Dass nun ausgerechnet die vernünftigen Japaner, die bis dahin (mit Ausnahmen wie dem Honda CRX oder dem Toyota MR2) eher mit braven, konservativen Limousinen in Amerika und Europa punkten konnten, diese Lücke schließen würden, war so nicht zu erwarten. Auch nicht der Einfluss, den die erste MX-5-Generation auch aktuell auf die Automobilindustrie hat. Mercedes SLK, BMW Z4, Audi TT Roadster, Porsche Boxster - all diese Modelle würde es ohne den MX-5 heute in der Form ganz sicher nicht geben. Es sei denn, ein anderer Hersteller wäre auf den Trichter gekommen, solch ein Auto zu bauen. Das hätte aber wohl noch einige Jahre gedauert, zumal selbst eine Weltmarke wie Mercedes bis 1996 brauchte, um ein ähnliches Vehikel auf den Markt zu bringen und somit etwas von dem großen Kuchen abzubekommen. Der SLK überholte denn auch gleich den Mazda und wurde erfolgreichster Roadster - allerdings war er deutlich teurer und machte längst nicht so viel Spaß wie das japanische Original.

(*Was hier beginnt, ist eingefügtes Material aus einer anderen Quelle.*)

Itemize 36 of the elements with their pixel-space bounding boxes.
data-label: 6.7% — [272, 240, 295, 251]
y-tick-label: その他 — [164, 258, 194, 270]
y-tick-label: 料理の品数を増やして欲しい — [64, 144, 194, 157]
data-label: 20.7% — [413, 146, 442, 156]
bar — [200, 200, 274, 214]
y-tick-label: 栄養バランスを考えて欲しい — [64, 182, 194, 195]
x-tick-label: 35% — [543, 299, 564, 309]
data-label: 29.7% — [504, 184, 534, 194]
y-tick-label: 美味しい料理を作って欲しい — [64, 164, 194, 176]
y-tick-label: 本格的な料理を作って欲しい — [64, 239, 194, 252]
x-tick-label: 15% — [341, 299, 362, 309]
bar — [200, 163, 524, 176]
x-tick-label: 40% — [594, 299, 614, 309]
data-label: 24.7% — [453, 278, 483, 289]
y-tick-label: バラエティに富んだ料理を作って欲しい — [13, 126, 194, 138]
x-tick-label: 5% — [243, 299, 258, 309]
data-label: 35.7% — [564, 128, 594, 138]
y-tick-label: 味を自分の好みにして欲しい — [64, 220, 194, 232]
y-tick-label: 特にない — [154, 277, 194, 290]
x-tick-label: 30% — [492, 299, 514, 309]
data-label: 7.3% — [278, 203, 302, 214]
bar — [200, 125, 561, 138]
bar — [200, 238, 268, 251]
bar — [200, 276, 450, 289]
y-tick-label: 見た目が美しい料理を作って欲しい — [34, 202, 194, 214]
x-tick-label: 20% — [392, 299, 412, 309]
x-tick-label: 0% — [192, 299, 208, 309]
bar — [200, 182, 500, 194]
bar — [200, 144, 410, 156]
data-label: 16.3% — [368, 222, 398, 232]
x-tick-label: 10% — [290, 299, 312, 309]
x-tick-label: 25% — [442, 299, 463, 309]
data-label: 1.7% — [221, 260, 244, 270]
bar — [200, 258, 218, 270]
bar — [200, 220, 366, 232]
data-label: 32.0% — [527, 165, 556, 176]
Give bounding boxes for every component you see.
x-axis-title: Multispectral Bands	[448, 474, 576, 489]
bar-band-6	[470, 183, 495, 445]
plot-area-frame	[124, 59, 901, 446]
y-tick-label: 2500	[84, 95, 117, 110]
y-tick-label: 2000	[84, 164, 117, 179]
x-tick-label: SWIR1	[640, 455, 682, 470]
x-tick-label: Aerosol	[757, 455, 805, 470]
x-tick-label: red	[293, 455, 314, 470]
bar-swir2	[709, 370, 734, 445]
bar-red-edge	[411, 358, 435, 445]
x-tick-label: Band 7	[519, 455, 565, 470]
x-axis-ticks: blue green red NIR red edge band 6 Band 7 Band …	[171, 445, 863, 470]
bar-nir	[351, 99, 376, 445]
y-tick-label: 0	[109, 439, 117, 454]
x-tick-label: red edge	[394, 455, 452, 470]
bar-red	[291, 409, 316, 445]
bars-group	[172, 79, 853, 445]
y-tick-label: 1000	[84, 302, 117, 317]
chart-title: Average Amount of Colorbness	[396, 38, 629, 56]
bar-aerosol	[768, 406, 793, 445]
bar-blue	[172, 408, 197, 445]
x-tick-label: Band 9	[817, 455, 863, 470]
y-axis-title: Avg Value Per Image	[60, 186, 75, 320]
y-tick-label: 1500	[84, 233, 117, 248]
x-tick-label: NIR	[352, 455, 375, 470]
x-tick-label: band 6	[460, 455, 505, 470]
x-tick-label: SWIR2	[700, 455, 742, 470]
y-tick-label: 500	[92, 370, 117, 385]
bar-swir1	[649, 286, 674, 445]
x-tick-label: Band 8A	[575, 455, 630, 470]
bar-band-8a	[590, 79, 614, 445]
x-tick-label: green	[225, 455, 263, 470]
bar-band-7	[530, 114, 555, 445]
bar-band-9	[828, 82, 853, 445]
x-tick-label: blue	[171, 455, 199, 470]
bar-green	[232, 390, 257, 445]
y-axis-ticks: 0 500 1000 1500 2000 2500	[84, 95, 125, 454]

So blieb der MX-5 über die Jahre und mittlerweile Jahrzehnte konkurrenzlos. Die Deutschen waren zu teuer und zu weich, die Italiener (Fiat Barchetta) und Briten (MGF, Lotus Elise) zu exotisch und unzuverlässig, darüber hinaus waren sie alle nur Kopien des Wagens, der Cabriofahren in Europa wieder salonfähig machte. Was sagte man damals bitte aus, wenn man ein Escort oder Kadett Cabrio fuhr? Der Mazda brauchte im Übrigen nie besonders viel Leistung, um seinen Fahrern ein Grinsen ins Gesicht zu zaubern: Selbst in der aktuellen dritten Generation reichen die 160 PS im Topmodell völlig aus. Besonders beeindruckend ist die Beständigkeit, mit der Mazda es geschafft hat, den MX- 5 über die Jahre frisch zu halten und trotzdem noch Anleihen beim ersten Modell nicht zu verleugnen und die ursprüngliche Form beizubehalten. Manche britische Autofans regen sich weiterhin über den japanischen Roadster auf, die Idee sei geklaut und es dürfe nicht sein, dass die Asiaten sich mit ihren Federn schmückten. Dabei hat Mazda fast genauso viel geleistet: eine ausgestorbene automobile Gattung neu belebt und Nachahmer hervorgebracht, die dafür sorgen werden, dass auch in Zukunft für eine bunte Artenvielfalt gesorgt ist.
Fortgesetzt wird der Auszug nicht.